Что-то заставило меня вскочить с постели вскоре после того, как ты ушла. Словно призрачные руки приподняли меня с матраса, заставляя принять сидячее положение. Я выбрался из постели и стоял в оцепенении, пока остатки этого ощущения не покинули меня. Проведя руками по волосам, я подошел к гардеробной и выключил свет. Ты всегда оставляла свет включенным, Эллисон. Все время, черт возьми.
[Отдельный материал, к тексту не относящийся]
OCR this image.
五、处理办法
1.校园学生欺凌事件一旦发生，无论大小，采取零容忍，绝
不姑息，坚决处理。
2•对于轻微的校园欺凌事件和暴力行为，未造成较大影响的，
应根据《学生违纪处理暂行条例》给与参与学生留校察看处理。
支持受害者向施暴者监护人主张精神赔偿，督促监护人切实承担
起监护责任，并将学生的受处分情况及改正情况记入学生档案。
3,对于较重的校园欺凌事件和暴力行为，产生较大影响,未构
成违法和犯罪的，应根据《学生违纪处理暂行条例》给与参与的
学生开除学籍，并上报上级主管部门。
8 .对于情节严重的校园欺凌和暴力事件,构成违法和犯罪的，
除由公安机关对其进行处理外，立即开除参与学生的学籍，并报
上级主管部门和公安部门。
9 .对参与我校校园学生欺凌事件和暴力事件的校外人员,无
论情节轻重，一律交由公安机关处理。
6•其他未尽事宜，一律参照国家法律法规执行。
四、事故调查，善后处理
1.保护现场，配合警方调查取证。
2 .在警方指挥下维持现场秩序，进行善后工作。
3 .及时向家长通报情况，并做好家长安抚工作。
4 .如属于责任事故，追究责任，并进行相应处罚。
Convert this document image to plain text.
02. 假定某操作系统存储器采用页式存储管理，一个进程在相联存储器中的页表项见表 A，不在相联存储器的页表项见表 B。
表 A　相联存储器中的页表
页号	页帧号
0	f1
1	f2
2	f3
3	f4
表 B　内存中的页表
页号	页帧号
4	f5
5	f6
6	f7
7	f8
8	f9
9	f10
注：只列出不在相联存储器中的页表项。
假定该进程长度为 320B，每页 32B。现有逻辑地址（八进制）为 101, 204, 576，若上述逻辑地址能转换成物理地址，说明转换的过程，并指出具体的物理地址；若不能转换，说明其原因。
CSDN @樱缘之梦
Протирая заспанные глаза, я подошел к окну, из которого открывался вид на наш скромный уголок в этом мире – тупиковая улица Арлетт-стрит, вереница однообразных таунхаусов цвета опилок, коричневые холмы за ними, ощетинившиеся голыми, похожими на скелеты кронами деревьев. Я видел, как ты вышла из дома и помахала рукой Грегу Холмсу, вышедшему на утреннюю пробежку с повязкой на голове и в серой толстовке с темными пятнами в области подмышек. Ты сказала что-то, что рассмешило его, и потом он, пыхтя, направился к перекрестку в конце нашего квартала. Я наблюдал, как ты садишься в «Субару» (который ты всегда называла «Субэ»), заводишь двигатель и выезжаешь на улицу. Ястреб, мой новый знакомый, все еще описывал круги на фоне серебристых облаков, из-за которых с трудом пробивалось утреннее солнце. Я наблюдал, как моргнули задние фары «Субэ», когда ты переключила передачу. Наблюдал, как ты пристегнула ремень безопасности (ты всегда делала это, когда выезжала на улицу, и никогда на подъездной дорожке, как будто пристегнутый ремень безопасности мешал вести машину задним ходом). Я видел, как ты поправила свой берет, глядя в зеркало заднего вида, прежде чем уехать. Я наблюдал за всеми этими простыми движениями, которые я видел бесчисленное количество раз, даже не подозревая, что все это время великие и ужасные космические часы тикали, тик-так, тик-так, безжалостно приближаясь к тому, чтобы прекратить нашу совместную жизнь в этом мире.

4

Помнишь статью, которую о тебе опубликовал «Геральд»? Когда тебя назвали репортером года? В качестве рождественского подарка я заламинировал ее и вставил в деревянную рамку, чтобы ты могла повесить ее на стену в нашем общем домашнем офисе. Ты не любила выставлять свои достижения напоказ, но я гордился тобой. На первой странице раздела «Сообщество» поместили твою фотографию, увеличенную версию той, что обычно сопровождала статьи твоего авторства. На этой фотографии ты выглядишь хитрой и загадочной; это непритязательное розовое шарфообразное нечто на шее не в силах скрыть твою глубину. Тебя наградили за работу с девочками-подростками, интересующимися журналистикой, за то, что в рамках своей колонки ты предоставила им возможность высказывать свое мнение по важным вопросам. В основном это были де вочки из неблагополучных семей, которые совмещали учебу в школе с работой, чтобы помогать своим родителям – как правило, матерям-одиночкам – оплачивать счета. Конечно, они не проживали в районах для среднего класса и не являлись основной аудиторией «Геральда», но это не помешало тебе дать этим девушкам возможность высказаться. Ты была очень тронута, когда тебе вручили награду на банкете в Чесапикском клубе, но потом призналась мне по дороге домой (и после изрядного количества джина с тоником, если уж быть честным), что деньги, потраченные на банкет, можно было бы направить на помощь тем самым девушкам, за работу с которыми тебя назвали репортером года. А еще ты сказала, что репортеры должны делать репортажи, а не быть их героями.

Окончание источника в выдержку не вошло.